Gli occhi dei miei uomini e di Kang-Li erano fissi su di me, aspettando una qualche reazione da parte mia. Sembravano anche sorpresi da ciò che era appena successo in quella squallida stanza e sapevo anche io perché. Sospirai ancora e, per un solo istante, mi concessi il privilegio di chiudere gli occhi. Faceva male, cazzo. Faceva un male cane.
«Ripulite questo macello.» Iniziai fredda, riaprendo gli occhi di scatto e fissando uno ad uno i miei uomini.
«Prendetevi cura del corpo di Toni come si deve. Ci sarà un funerale da celebrare.» Continuai apatica, cercando di non piangere più: ero sola. Ero di nuovo sola. Era tutto nelle mie mani e avevo una voglia assurda di fare un macello con tutto. Basta regole, basta rispetto, basta bugie, basta con tutto. Lo avevo fatto fino a quel momento e a cosa era servito? A niente. Avrei giocato con le mie sole regole da quel momento in poi e fanculo alle conseguenze. Ci avevo pensato per così tanto tempo che avevo addirittura perso me stessa.

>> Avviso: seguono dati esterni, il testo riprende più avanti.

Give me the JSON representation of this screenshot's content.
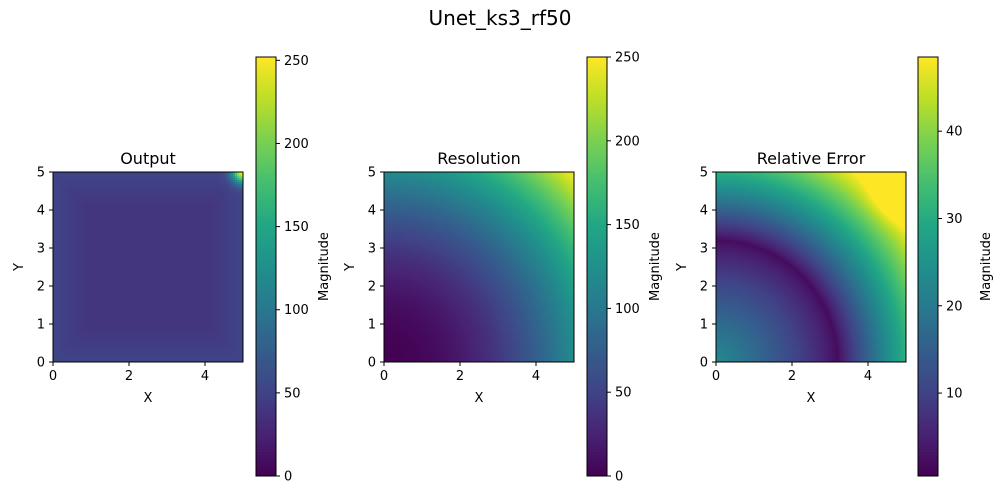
{
  "figure": {
    "title": "Unet_ks3_rf50"
  },
  "chart_data": [
    {
      "type": "heatmap",
      "title": "Output",
      "xlabel": "X",
      "ylabel": "Y",
      "xlim": [
        0,
        5
      ],
      "ylim": [
        0,
        5
      ],
      "xticks": [
        "0",
        "2",
        "4"
      ],
      "yticks": [
        "0",
        "1",
        "2",
        "3",
        "4",
        "5"
      ],
      "colormap": "viridis",
      "colorbar": {
        "label": "Magnitude",
        "min": 0,
        "max": 252,
        "ticks": [
          "0",
          "50",
          "100",
          "150",
          "200",
          "250"
        ],
        "tick_values": [
          0,
          50,
          100,
          150,
          200,
          250
        ]
      },
      "field": {
        "pattern": "flat-with-corner-peak",
        "base": 40,
        "border": 52,
        "corner_peak": 252
      }
    },
    {
      "type": "heatmap",
      "title": "Resolution",
      "xlabel": "X",
      "ylabel": "Y",
      "xlim": [
        0,
        5
      ],
      "ylim": [
        0,
        5
      ],
      "xticks": [
        "0",
        "2",
        "4"
      ],
      "yticks": [
        "0",
        "1",
        "2",
        "3",
        "4",
        "5"
      ],
      "colormap": "viridis",
      "colorbar": {
        "label": "Magnitude",
        "min": 0,
        "max": 250,
        "ticks": [
          "0",
          "50",
          "100",
          "150",
          "200",
          "250"
        ],
        "tick_values": [
          0,
          50,
          100,
          150,
          200,
          250
        ]
      },
      "field": {
        "pattern": "radial-from-lower-left",
        "min": 0,
        "max": 250,
        "peak_corner": "top-right"
      }
    },
    {
      "type": "heatmap",
      "title": "Relative Error",
      "xlabel": "X",
      "ylabel": "Y",
      "xlim": [
        0,
        5
      ],
      "ylim": [
        0,
        5
      ],
      "xticks": [
        "0",
        "2",
        "4"
      ],
      "yticks": [
        "0",
        "1",
        "2",
        "3",
        "4",
        "5"
      ],
      "colormap": "viridis",
      "colorbar": {
        "label": "Magnitude",
        "min": 0.5,
        "max": 48.5,
        "ticks": [
          "10",
          "20",
          "30",
          "40"
        ],
        "tick_values": [
          10,
          20,
          30,
          40
        ]
      },
      "field": {
        "pattern": "low-valley-arc",
        "min": 0.5,
        "max": 48.5,
        "valley_radius": 3.2,
        "peak_corner": "top-right"
      }
    }
  ]
}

«A lui ci penserà Rupert. Portateglielo vivo.» Con un cenno del capo indicai il corpo svenuto a terra di Christopher. Non avrei voluto mai più pensare a lui e, presto, sperai vivamente di poterci anche riuscire sul serio. Avrei voluto strangolarlo con le mie stesse mani in quel momento, ma non ne avevo il tempo. Avevo una vendetta apocalittica da organizzare.